Azerbaijan says ‘no alternative’ to normalization with Armenia
“We currently await Armenia to respond to our suggestions, and if they accept our terms, we are prepared to continue our dialogue,” Bayramov told a news conference alongside his German counterpart Annalena Baerbock in Baku on Saturday.
The top diplomats met in the Azerbaijani capital during a regional visit by Baerbock, the Azerbaijani Foreign Ministry said, to discuss the current cooperation agenda between their countries and regional and international security issues.
The ministers also exchanged updates on the current situation and realities in the Karabakh region, including large-scale restoration and construction works and mine threats, as well as peace talks with Armenia, according to the statement.
An environment of trust is vital to resolve this conflict in the South Caucasus region, Baerbock told reporters.
Baerbock arrived in Baku from Yerevan, where she also said that European moderation efforts “are a bridge and the fastest way to peace.”
The Armenian residents of Karabakh are hoping they can return to the territory, Baerbock said. She also urged Azerbaijan to facilitate an opportunity for their “dignified return.”
She argued a “consistent peace process would be to the benefit of Azerbaijan” and stressed that the territorial integrity of both nations must constitute the foundation of a peace agreement.
Germany and the EU-facilitated talks could facilitate long-term peace, she said, adding that her country was willing to support Azerbaijan in clearing mines in Karabakh.
Bayramov, however, emphasized the need for Azerbaijan and Armenia to express their willpower during negotiations, which he said could take place under “any format.”
“Azerbaijan wants dialogue to continue,” he said.
Armenian Prime Minister Nikol Pashinyan and Azerbaijani President Ilham Aliyev have held several rounds of peace talks under EU mediation. Both leaders have said a peace treaty could be signed in the coming months.
Baerbock in Baku said she had “expressed concern that with certain actors, doubts can be raised whether they negotiate as honest brokers for peace on the ground.”
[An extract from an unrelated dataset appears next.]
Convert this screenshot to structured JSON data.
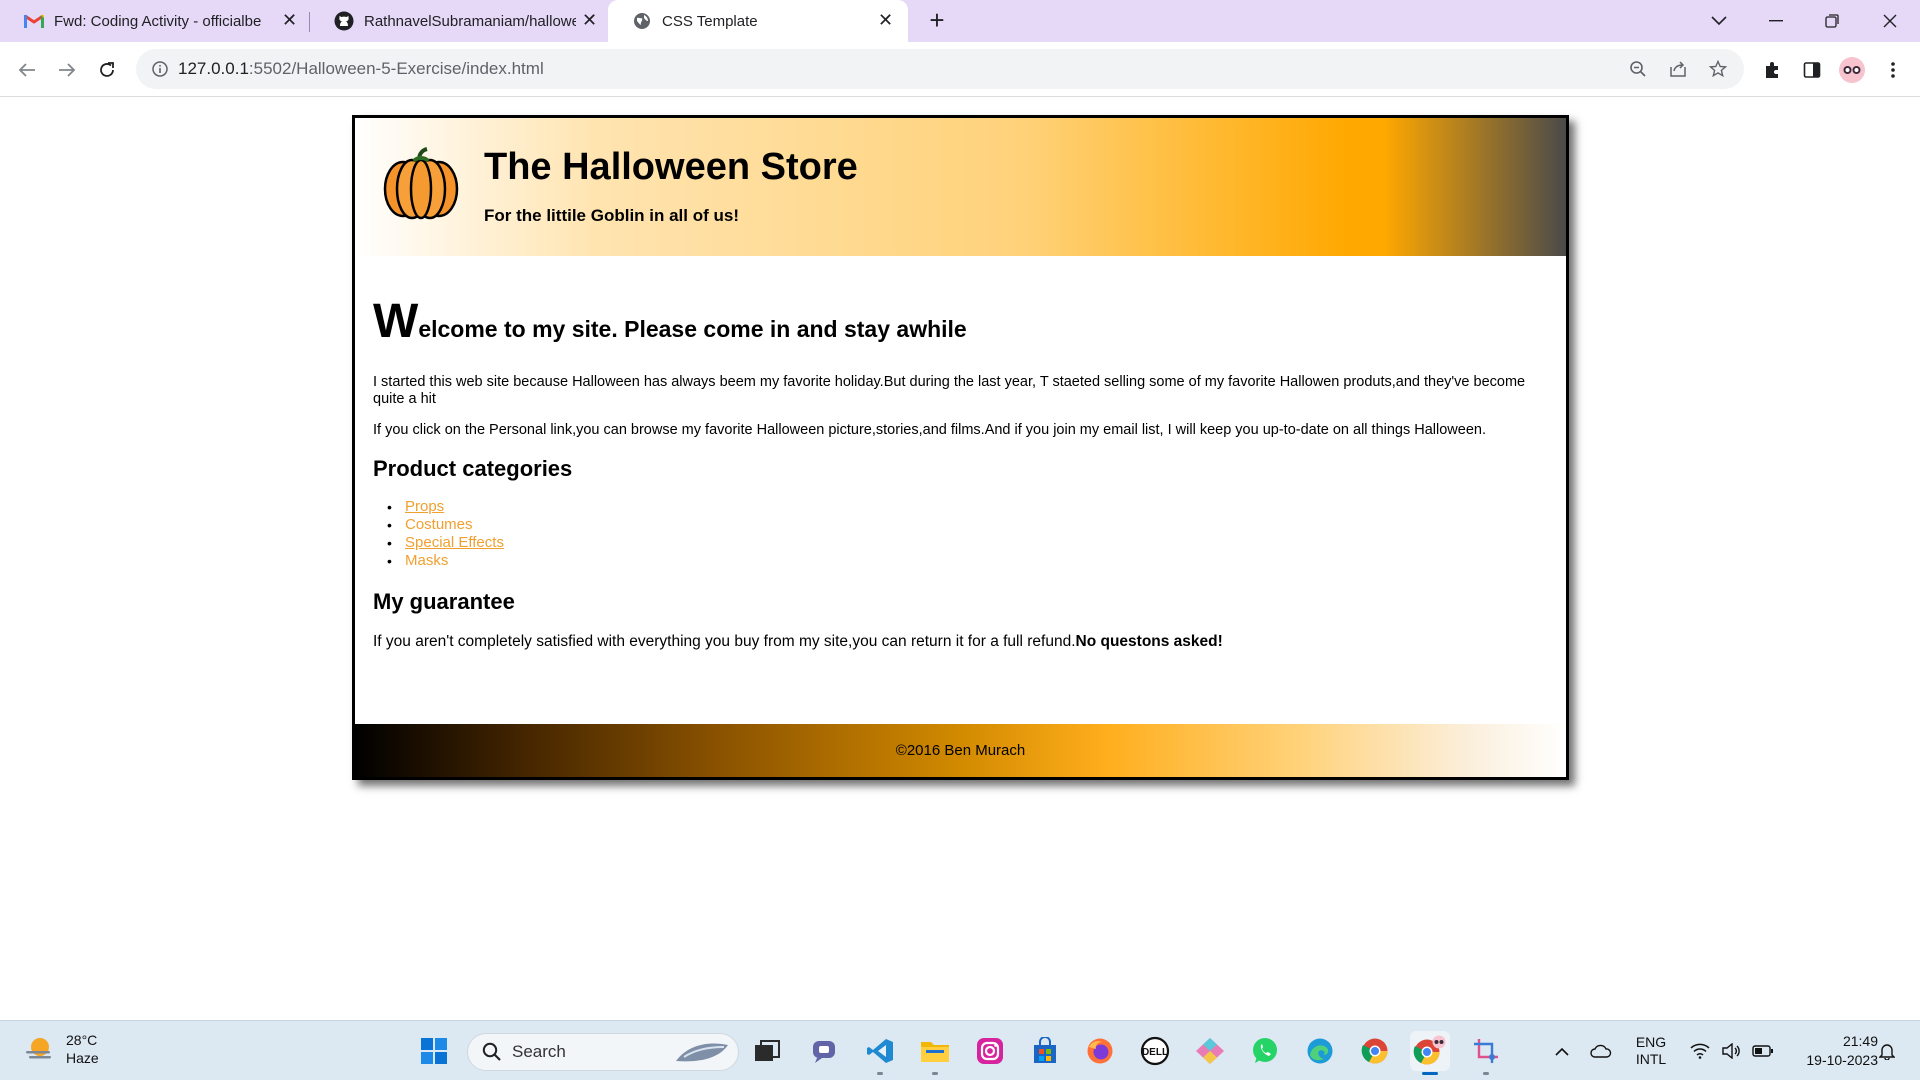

Last month, Aliyev refused to attend a round of peace talks with Pashinyan in Spain over what he said was France’s “biased position.”
French President Emmanuel Macron and German Chancellor Olaf Scholz had been scheduled to join EU chief Charles Michel as mediators at those talks.
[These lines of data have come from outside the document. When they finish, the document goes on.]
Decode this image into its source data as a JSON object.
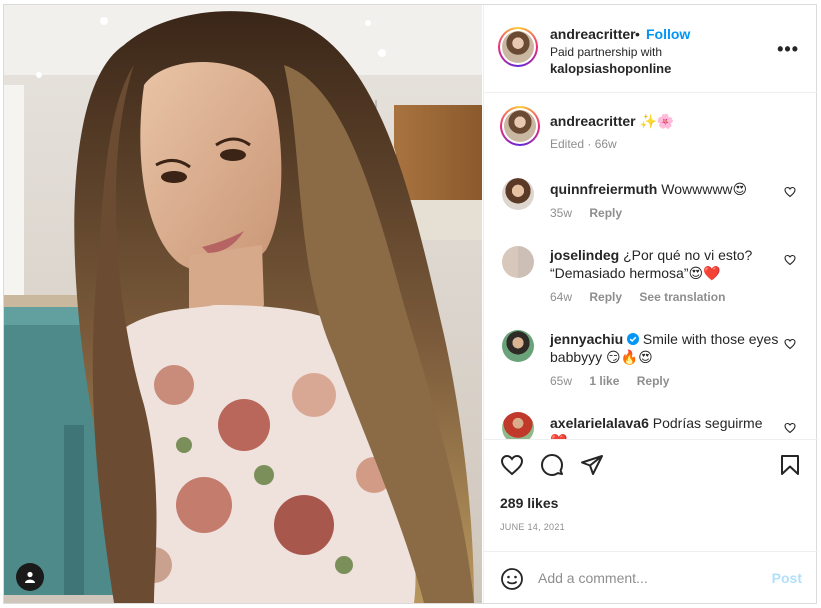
{
  "post": {
    "username": "andreacritter",
    "follow_label": "Follow",
    "paid_text": "Paid partnership with",
    "brand": "kalopsiashoponline",
    "more_icon": "more-horizontal-icon"
  },
  "caption": {
    "username": "andreacritter",
    "emojis": "✨🌸",
    "edited": "Edited",
    "time": "66w"
  },
  "comments": [
    {
      "username": "quinnfreiermuth",
      "text": "Wowwwww",
      "emoji": "😍",
      "time": "35w",
      "reply": "Reply"
    },
    {
      "username": "joselindeg",
      "text": "¿Por qué no vi esto? “Demasiado hermosa”",
      "emoji": "😍❤️",
      "time": "64w",
      "reply": "Reply",
      "extra": "See translation"
    },
    {
      "username": "jennyachiu",
      "verified": true,
      "text": "Smile with those eyes babbyyy",
      "emoji": "😏🔥😍",
      "time": "65w",
      "likes": "1 like",
      "reply": "Reply"
    },
    {
      "username": "axelarielalava6",
      "text": "Podrías seguirme",
      "emoji": "❤️"
    }
  ],
  "actions": {
    "like_icon": "heart-icon",
    "comment_icon": "comment-icon",
    "share_icon": "send-icon",
    "save_icon": "bookmark-icon"
  },
  "likes": "289 likes",
  "date": "JUNE 14, 2021",
  "add_comment": {
    "placeholder": "Add a comment...",
    "post_label": "Post"
  },
  "colors": {
    "accent": "#0095f6",
    "post_disabled": "#b2dffc",
    "muted": "#8e8e8e",
    "text": "#262626"
  }
}
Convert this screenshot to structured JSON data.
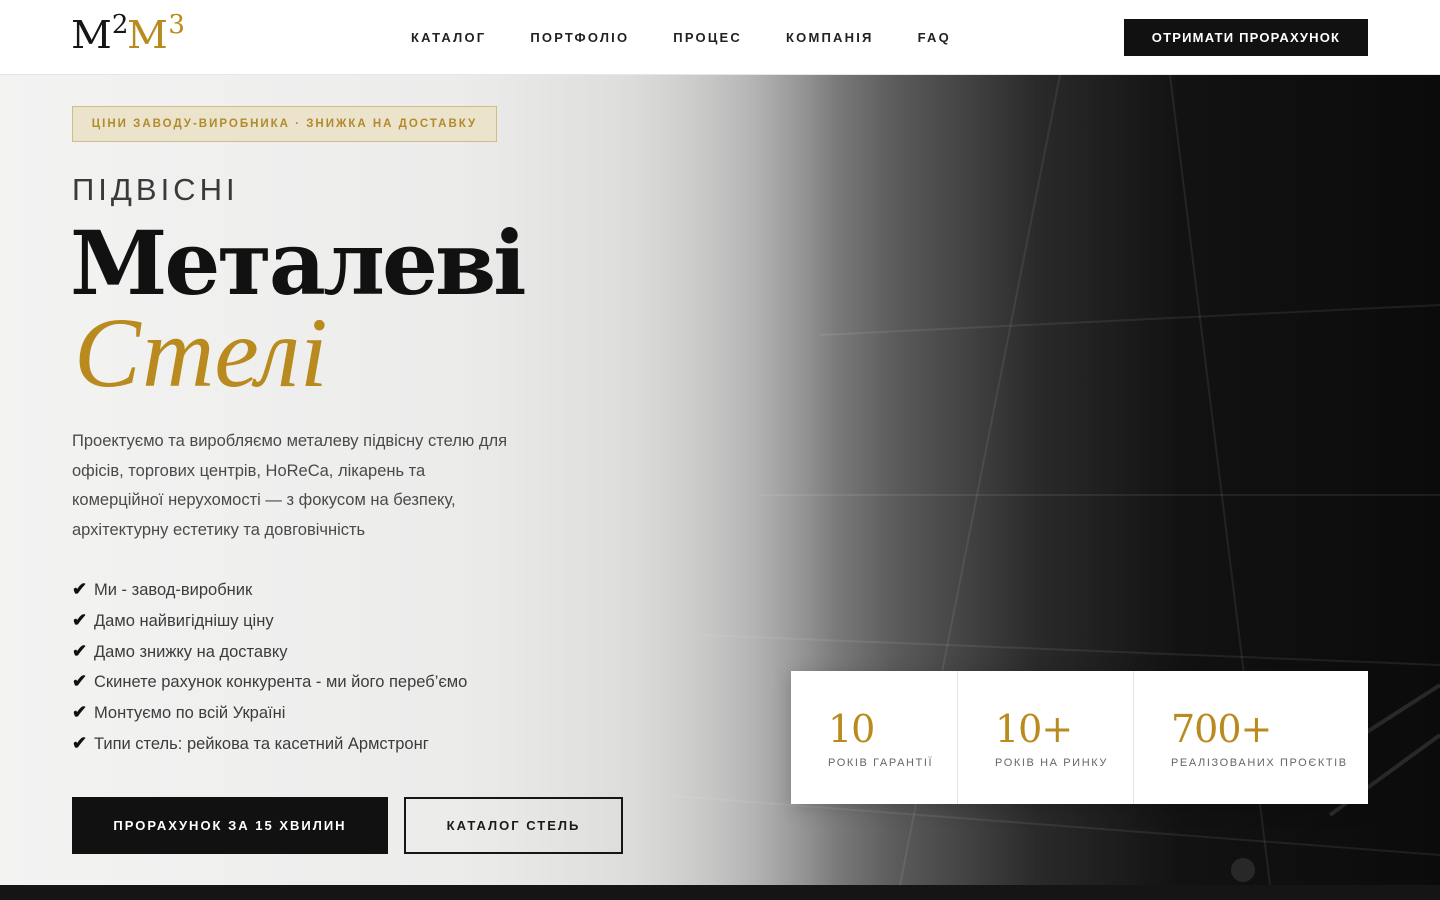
{
  "logo": {
    "m1": "M",
    "sup1": "2",
    "m2": "M",
    "sup2": "3"
  },
  "nav": [
    {
      "label": "КАТАЛОГ"
    },
    {
      "label": "ПОРТФОЛІО"
    },
    {
      "label": "ПРОЦЕС"
    },
    {
      "label": "КОМПАНІЯ"
    },
    {
      "label": "FAQ"
    }
  ],
  "header_cta": "ОТРИМАТИ ПРОРАХУНОК",
  "hero": {
    "badge": "ЦІНИ ЗАВОДУ-ВИРОБНИКА · ЗНИЖКА НА ДОСТАВКУ",
    "kicker": "ПІДВІСНІ",
    "title_main": "Металеві",
    "title_accent": "Стелі",
    "description": "Проектуємо та виробляємо металеву підвісну стелю для офісів, торгових центрів, HoReCa, лікарень та комерційної нерухомості — з фокусом на безпеку, архітектурну естетику та довговічність",
    "features": [
      "Ми - завод-виробник",
      "Дамо найвигіднішу ціну",
      "Дамо знижку на доставку",
      "Скинете рахунок конкурента - ми його переб’ємо",
      "Монтуємо по всій Україні",
      "Типи стель: рейкова та касетний Армстронг"
    ],
    "check_glyph": "✔",
    "primary_button": "ПРОРАХУНОК ЗА 15 ХВИЛИН",
    "secondary_button": "КАТАЛОГ СТЕЛЬ"
  },
  "stats": [
    {
      "value": "10",
      "label": "РОКІВ ГАРАНТІЇ"
    },
    {
      "value": "10+",
      "label": "РОКІВ НА РИНКУ"
    },
    {
      "value": "700+",
      "label": "РЕАЛІЗОВАНИХ ПРОЄКТІВ"
    }
  ],
  "colors": {
    "gold": "#b98a1d",
    "dark": "#111111",
    "badge_bg": "#ece3cc"
  }
}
So far, there has been no visible progress in EU efforts to organize a fresh round of negotiations.
The Caucasus neighbors have been locked in a decadeslong conflict for control of Azerbaijan’s Armenian-populated region of Karabakh since 1991 when the Armenian military occupied the territory and seven adjacent regions.
Most of Karabakh was liberated by Azerbaijan during a war in the fall of 2020, which ended after a Russian-brokered peace agreement and also opened the door to normalization.
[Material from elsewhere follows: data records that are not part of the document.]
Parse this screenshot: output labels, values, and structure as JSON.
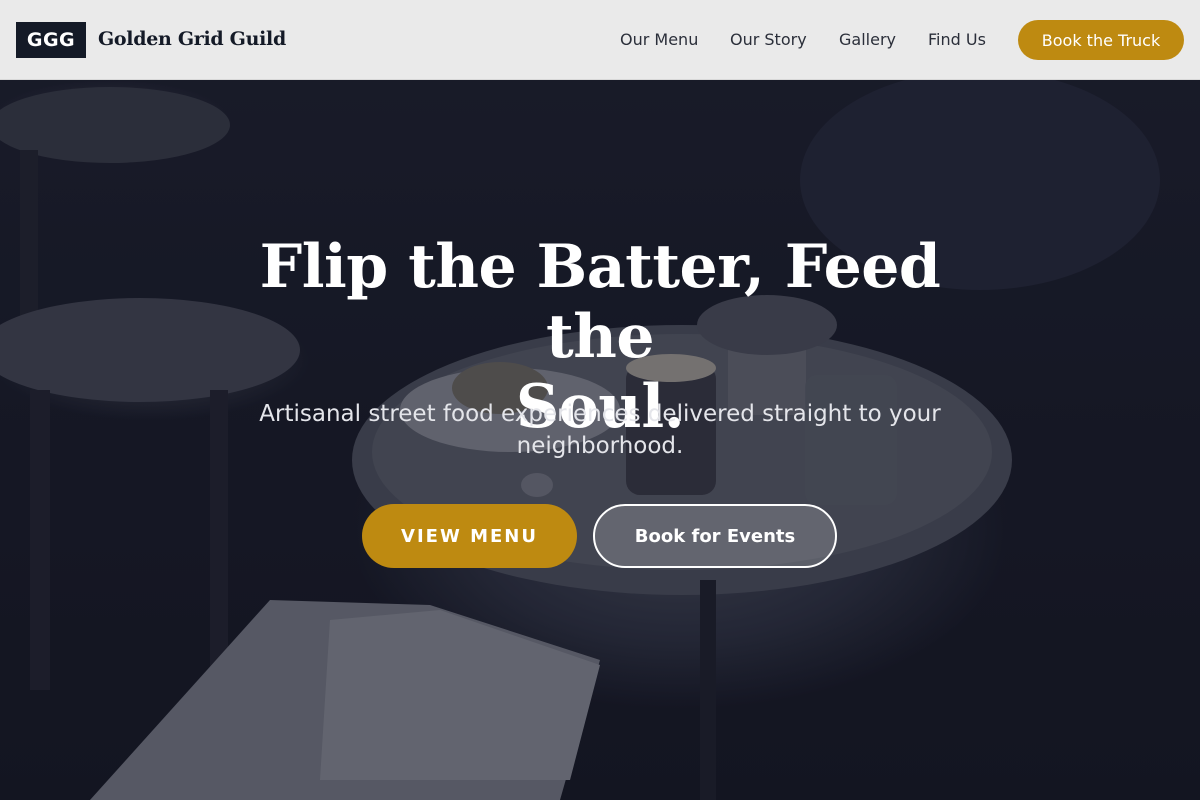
{
  "brand": {
    "logo_text": "GGG",
    "name": "Golden Grid Guild"
  },
  "nav": {
    "items": [
      {
        "label": "Our Menu"
      },
      {
        "label": "Our Story"
      },
      {
        "label": "Gallery"
      },
      {
        "label": "Find Us"
      }
    ],
    "cta_label": "Book the Truck"
  },
  "hero": {
    "headline_line1": "Flip the Batter, Feed the",
    "headline_line2": "Soul.",
    "subtitle_line1": "Artisanal street food experiences delivered straight to your",
    "subtitle_line2": "neighborhood.",
    "primary_button": "VIEW MENU",
    "secondary_button": "Book for Events",
    "background_description_icon": "cafe-table-photo"
  },
  "colors": {
    "accent": "#be8a11",
    "dark": "#141a27",
    "header_bg": "#eaeaea"
  }
}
This September, the Azerbaijani army initiated a counterterrorism operation in Karabakh to establish constitutional order in the region, after which illegal separatist forces in the region surrendered.
Azerbaijan, having now established full sovereignty in the region, has reiterated its call on the Armenian population in Karabakh to become part of Azerbaijani society.
The sides have sought to end their conflict with a peace deal, but progress has been slow. Baku and Yerevan last held talks in Tehran last month at a meeting attended by representatives from Türkiye and Russia.
In late October, Pashinyan said a peace agreement would be signed “in the coming month.”
The EU and the U.S. have made their own efforts to mediate a peace agreement between the two sides. Russia, the traditional power broker in the region, has seen its role diminish since it invaded Ukraine in February 2022.
Both Russia and Iran, who have backed Armenia in the conflict, are against European and U.S. interference in tensions between the South Caucasus rivals.
They have called for a peaceful settlement of disputes, respect for sovereignty, political independence, territorial integrity and non-interference in internal affairs.